Akka(17): Stream:数据流基础组件-Source,Flow,Sink简介

    在大数据程序流行的今天,许多程序都面临着共同的难题:程序输入数据趋于无限大,抵达时间又不确定。一般的解决方法是采用回调函数(callback-function)来实现的,但这样的解决方案很容易造成“回调地狱(callback hell)”,即所谓的“goto-hell”:程序控制跳来跳去很难跟踪,特别是一些变量如果在回调函数中更改后产生不可预料的结果。数据流(stream)是一种解决问题的有效编程方式。Stream是一个抽象概念,能把程序数据输入过程和其它细节隐蔽起来,通过申明方式把数据处理过程描述出来,使整体程序逻辑更容易理解跟踪。当然,牺牲的是对一些运算细节的控制能力。我们在前面介绍过scalaz-stream,它与akka-stream的主要区别在于:

1、scalaz-stream是pull模式的,而akka-stream是push模式的。pull模式的缺点是接收数据效率问题,因为在这种模式里程序必须不断重复检测(polling)输入端口是否有数据存在。
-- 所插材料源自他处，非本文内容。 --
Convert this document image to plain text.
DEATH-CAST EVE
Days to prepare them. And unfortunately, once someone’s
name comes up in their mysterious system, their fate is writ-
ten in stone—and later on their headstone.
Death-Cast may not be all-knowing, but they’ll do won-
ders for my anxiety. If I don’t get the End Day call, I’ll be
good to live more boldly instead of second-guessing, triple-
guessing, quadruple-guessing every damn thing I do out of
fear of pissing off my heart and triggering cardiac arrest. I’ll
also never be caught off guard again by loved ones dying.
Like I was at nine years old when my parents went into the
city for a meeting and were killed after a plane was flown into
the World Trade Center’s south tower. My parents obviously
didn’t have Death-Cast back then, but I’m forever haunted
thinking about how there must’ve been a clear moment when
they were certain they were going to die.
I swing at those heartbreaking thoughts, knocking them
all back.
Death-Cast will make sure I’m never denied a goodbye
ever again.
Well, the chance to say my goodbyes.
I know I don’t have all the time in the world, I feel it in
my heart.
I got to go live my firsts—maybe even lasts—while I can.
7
而push模式则会把数据推到输入端口后直接进入程序,但如果数据源头动作太快程序无法及时处理所有推送的数据时就会造成所谓的数据溢出问题,遗失数据。不过akka-stream实现了reactive-stream的back-pressure规范:数据发送方和接收方之间互动提示,使过快的数据产生能按接收方要求慢下来甚至暂时停下来。

2、scalaz-sstream和akka-stream的数据流都是一种申明式的数据处理流程描述,属于一种运算方案,最终都需要某种运算器来对数据流按运算方案进行具体的运算,得出运算结果和产生副作用。scalaz-stream的运算器是自备的函数式程序,特点是能很好的控制线程使用和进行并行运算。akka-stream的运算器是materializer。materializer在actor系统上运行,具备了actor模式程序的优点包括:消息驱动、集群运算、监管策略(SupervisorStrategy)等等。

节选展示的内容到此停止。